Let $S \subset \mathbb{R}$ and let $Z$ be a standard normal random variable. Let \begin{align} Z_1&=Z \cdot 1_{S},\\ Z_2&=Z \cdot 1_{S^c}, \end{align} where $1_S$ is an indicator function and $S=[-a,a]$ for some $a>0$.

Can we find the distribution of $Z$ given $Z_1$ or $Z_2$?
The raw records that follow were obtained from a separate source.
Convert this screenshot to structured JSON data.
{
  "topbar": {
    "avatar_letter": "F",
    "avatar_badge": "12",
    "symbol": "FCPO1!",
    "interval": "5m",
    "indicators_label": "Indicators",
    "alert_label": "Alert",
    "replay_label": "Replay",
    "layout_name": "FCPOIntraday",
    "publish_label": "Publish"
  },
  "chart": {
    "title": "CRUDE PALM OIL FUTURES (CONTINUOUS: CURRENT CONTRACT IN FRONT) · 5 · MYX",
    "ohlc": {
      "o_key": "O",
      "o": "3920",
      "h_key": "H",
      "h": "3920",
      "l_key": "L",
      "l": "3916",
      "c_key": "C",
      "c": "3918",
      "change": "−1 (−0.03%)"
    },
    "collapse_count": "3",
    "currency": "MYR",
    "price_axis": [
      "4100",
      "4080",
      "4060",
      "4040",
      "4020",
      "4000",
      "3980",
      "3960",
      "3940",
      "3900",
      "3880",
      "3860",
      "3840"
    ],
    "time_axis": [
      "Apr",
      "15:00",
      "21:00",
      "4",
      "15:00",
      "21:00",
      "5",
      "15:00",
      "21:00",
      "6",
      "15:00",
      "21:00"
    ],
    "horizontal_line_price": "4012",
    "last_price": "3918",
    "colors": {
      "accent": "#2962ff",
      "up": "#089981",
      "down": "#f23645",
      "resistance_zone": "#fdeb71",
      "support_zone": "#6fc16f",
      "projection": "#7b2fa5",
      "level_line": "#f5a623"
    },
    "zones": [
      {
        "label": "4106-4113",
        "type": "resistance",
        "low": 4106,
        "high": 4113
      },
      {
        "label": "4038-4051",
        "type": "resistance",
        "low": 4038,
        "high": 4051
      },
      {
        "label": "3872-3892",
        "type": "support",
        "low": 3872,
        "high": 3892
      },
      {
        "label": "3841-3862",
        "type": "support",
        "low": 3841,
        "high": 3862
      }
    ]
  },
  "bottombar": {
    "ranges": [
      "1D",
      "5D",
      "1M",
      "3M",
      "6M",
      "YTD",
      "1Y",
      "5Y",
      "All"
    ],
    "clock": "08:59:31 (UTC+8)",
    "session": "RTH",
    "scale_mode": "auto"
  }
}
This question was raised here.

Thanks.

Sure, you can find either. Let's say $Z_2.$ If we have $Z_2=0,$ this means that $Z$ is inside the range $(-a,a).$ Thus, conditional on $Z_2=0,$ $Z$ is distributed as a truncated Gaussian $$f(z|Z_2=0) = \frac{e^{-z^2/2}}{\int_{-a}^ae^{-x^2/2}dx}.$$ On the other hand, if $Z_2\ne 0,$ then it must be that $Z$ is outside of the range and we have $Z = Z_2.$ So, conditional on $Z_2=z\ne0,$ $Z$ is an atom at $z$ $$P(Z=z'|Z_2=z\ne0) = \delta_{z,z'}$$

It's worth noting that there's a potential issue if $Z=0,$ but that happens with probability zero, so there's no need to handle that case.